Não entrarei numa discussão mais prolongada sobre história e roteiro. Queria destacar apenas como a morte comparece no filme. Spilberg não quer poupar o público. Mas, diferente do que estamos acostumados a ver, ele nos traz também todo o impacto emocional que a morte violenta e dolorosa provoca. Desde as imagens iniciais quando a morte é mostrada como evento absolutamente aleatório (como o soldado que escapa da morte porque a bala resvala no seu capacete para no segundo seguinte ser alvejado e morto), ficamos a perguntar qual o sentido de todo aquele sofrimento. Nos irmanamos com o desespero do soldado que procura pelo braço que doi decepado pela explosão ou com aquele que urra de dor enquanto tenta impedir que as visceras escapem do ventre. O recado está dado. Isso não é uma brnicadeira, as pessoas morrem de forma franca e honesta. Numa guerra, a morte se mostra dolorosa e intensa.
Mais pela metade do filme, o oficial médico que está no pelotão que procura o Soldado Ryan é alvejado no ventre. Como médico, ele sabe todas as decorrências técnicas da sua lesão na medida em que é informado pelos companheiros sobre suas caracterísiticas. Desesperado, chora e grita pela mãe. O que aconteceria se esta forma de mostrar a morte fosse a usual no cinema? Será que as pessoas se mobilizariam com tanta facilidade para lutarem numa guerra?

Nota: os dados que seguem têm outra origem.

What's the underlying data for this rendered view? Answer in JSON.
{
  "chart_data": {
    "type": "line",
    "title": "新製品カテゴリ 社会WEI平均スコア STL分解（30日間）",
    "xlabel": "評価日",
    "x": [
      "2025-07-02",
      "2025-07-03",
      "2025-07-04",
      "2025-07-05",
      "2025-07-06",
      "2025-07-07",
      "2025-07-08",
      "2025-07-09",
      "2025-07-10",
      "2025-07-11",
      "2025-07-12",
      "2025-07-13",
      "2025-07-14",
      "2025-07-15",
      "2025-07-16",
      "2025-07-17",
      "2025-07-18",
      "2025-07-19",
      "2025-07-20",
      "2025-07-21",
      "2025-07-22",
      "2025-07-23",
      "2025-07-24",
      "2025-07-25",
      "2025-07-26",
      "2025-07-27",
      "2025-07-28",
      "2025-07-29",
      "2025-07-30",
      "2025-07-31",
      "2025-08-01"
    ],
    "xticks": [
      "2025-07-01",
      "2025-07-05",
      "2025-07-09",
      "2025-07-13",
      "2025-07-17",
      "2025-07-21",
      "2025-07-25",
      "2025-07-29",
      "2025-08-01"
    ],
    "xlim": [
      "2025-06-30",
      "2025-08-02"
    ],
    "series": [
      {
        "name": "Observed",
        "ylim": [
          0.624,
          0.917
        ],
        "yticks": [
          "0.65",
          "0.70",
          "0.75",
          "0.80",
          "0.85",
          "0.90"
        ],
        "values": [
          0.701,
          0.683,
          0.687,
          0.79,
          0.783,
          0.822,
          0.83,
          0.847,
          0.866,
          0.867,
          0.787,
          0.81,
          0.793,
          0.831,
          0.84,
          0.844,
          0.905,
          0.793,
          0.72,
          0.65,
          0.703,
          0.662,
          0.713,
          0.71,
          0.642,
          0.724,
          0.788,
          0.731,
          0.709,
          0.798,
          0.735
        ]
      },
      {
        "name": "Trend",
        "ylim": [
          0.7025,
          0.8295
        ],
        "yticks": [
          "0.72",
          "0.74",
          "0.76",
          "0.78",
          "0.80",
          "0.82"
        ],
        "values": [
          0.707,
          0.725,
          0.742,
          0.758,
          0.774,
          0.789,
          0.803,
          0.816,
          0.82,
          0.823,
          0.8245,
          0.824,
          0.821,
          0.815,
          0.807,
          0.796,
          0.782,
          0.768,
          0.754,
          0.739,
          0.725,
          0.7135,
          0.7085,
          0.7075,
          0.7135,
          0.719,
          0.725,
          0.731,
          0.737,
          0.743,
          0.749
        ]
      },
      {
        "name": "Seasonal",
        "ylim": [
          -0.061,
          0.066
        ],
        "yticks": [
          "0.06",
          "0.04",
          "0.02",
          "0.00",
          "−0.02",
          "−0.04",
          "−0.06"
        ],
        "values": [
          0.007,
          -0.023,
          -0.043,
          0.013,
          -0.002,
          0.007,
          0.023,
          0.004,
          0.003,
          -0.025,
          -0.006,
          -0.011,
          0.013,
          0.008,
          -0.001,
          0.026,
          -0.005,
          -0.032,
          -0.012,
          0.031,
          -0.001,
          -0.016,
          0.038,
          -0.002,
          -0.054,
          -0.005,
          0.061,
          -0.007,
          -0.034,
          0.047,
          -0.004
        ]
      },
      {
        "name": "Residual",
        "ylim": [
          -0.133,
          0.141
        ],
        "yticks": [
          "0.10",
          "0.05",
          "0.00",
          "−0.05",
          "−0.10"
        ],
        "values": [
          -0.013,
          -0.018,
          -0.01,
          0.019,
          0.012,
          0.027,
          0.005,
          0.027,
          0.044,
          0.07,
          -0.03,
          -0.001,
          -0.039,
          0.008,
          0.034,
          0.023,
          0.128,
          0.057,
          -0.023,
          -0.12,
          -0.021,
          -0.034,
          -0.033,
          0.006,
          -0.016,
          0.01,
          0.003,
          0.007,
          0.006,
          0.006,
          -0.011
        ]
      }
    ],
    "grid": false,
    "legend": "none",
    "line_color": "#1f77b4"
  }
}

Provocativamente eu diria que filmes aparente belicistas como "O Resgate do Soldado Ryan" são na verdade importantes recursos para se construir uma cultura de paz ao mostrarem que por trás dos rostos de quem morre existem atributos que caracterizam cada individualidade perdida como essencialmente humana. Fica a sinalização de que a morte com dor e sofrimento é DESUMANA e nada pode justificar que ela aconteça dessa forma.
Por Annatália Meneses de Amorim Gomes
Querido Erasmo,
Suas reflexões nos levam a pensar sobre a humanidade da morte e do morrer. A individualidade na morte nos chama para vermos como esta individualidade se expressa em vida. A morte com dor e sofrimento é constante em nosso dia a dia. Momentos como esse poderiam ser melhor vividos no cotidiano de nossas práticas. Familias e pacientes vivem a dura realidade ou a "crueldade" referidas por alguns sobre nossas ações quando não somos capazes de tornar este momento menos doloroso e aumentamos o sofrimento já tão difícil de ser suportado por quem está nesta passagem ou por aqueles que acompanham seus entes queridos.